As for Coker, the cited rejection of the death penalty as a proper punishment for
the crime of rape does not apply in the Philippine context because RA 7659
legislated the death penalty for the crime of rape, and while rape did not involve the
taking of a life, death penalty is imposed for heinous crimes “committed
unforgivably execrable acts that have so deeply dehumanized a person” and “have
so caused irreparable and substantial injury to both their victim and the society
and a repetition of their acts would pose actual threat to the safety of individuals and
the survival of government,” and must therefore be permanently prevented from so
doing.

Therefore, the imposition of death penalty for a crime of rape did not constitute a cruel,
unjust, excessive or unusual punishment, and the Supplemental Motion for
Reconsideration was denied for lack of merit.

On whether death penalty is constitutional:

Citing the deliberations on the 1987 Constitution, while the Bill of Rights
Committee reached a consensus on the abolition of death penalty from the constitution,
the dissent argued that legislature should be allowed to determine whether the retention
or abolition of death penalty was for the common good, thus resulting in the following
wording of Art. III Sec. 9 (1): “Excessive fines shall not be imposed, nor cruel,
degrading or inhuman punishment inflicted. Neither shall death penalty be imposed,
unless, for compelling reasons involving heinous crimes, the Congress hereafter
provides for it.

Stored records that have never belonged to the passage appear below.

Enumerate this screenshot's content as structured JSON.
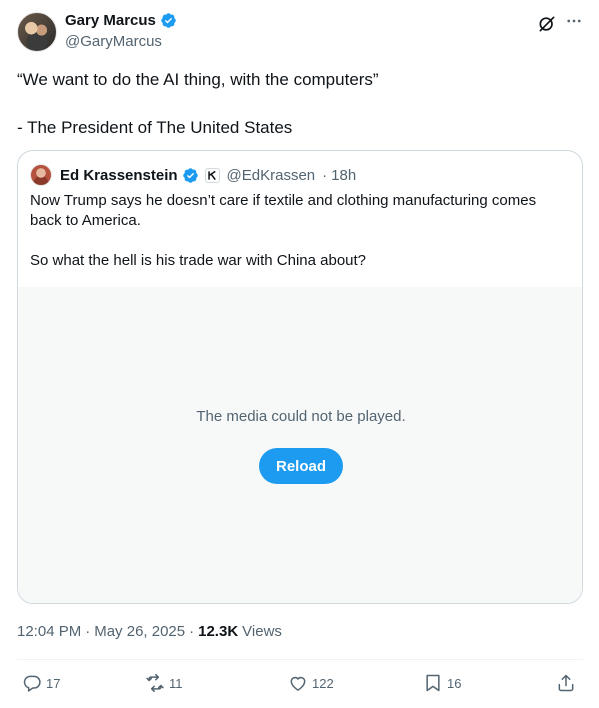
{
  "author": {
    "name": "Gary Marcus",
    "handle": "@GaryMarcus"
  },
  "tweet": {
    "text": "“We want to do the AI thing, with the computers”\n\n- The President of The United States"
  },
  "quoted": {
    "name": "Ed Krassenstein",
    "handle": "@EdKrassen",
    "separator": "·",
    "time": "18h",
    "text": "Now Trump says he doesn’t care if textile and clothing manufacturing comes back to America.\n\nSo what the hell is his trade war with China about?",
    "media": {
      "message": "The media could not be played.",
      "reload_label": "Reload"
    }
  },
  "meta": {
    "time": "12:04 PM",
    "sep1": "·",
    "date": "May 26, 2025",
    "sep2": "·",
    "views": "12.3K",
    "views_label": "Views"
  },
  "actions": {
    "replies": "17",
    "retweets": "11",
    "likes": "122",
    "bookmarks": "16"
  },
  "colors": {
    "accent": "#1d9bf0",
    "secondary_text": "#536471",
    "border": "#cfd9de"
  },
  "icons": [
    "verified-badge-icon",
    "grok-icon",
    "more-icon",
    "affiliate-badge-icon",
    "reply-icon",
    "retweet-icon",
    "like-icon",
    "bookmark-icon",
    "share-icon"
  ]
}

Any death penalty already imposed shall be reduced to reclusion
perpetua.” Thus, the 1987 Constitution did not completely abolish the death
penalty, but merely suspended it.

What are heinous crimes?

RA 7659 sufficiently defined heinous crimes as crimes which are “grievous,


odious and hateful offenses and which, by reason of their inherent or manifest
wickedness, viciousness, atrocity and perversity are repugnant and outrageous to
the common standards and norms of decency and morality in a just, civilized and
ordered society.” They also include crimes which are despicable because life is
callously taken or the victim is treated as an animal or dehumanized.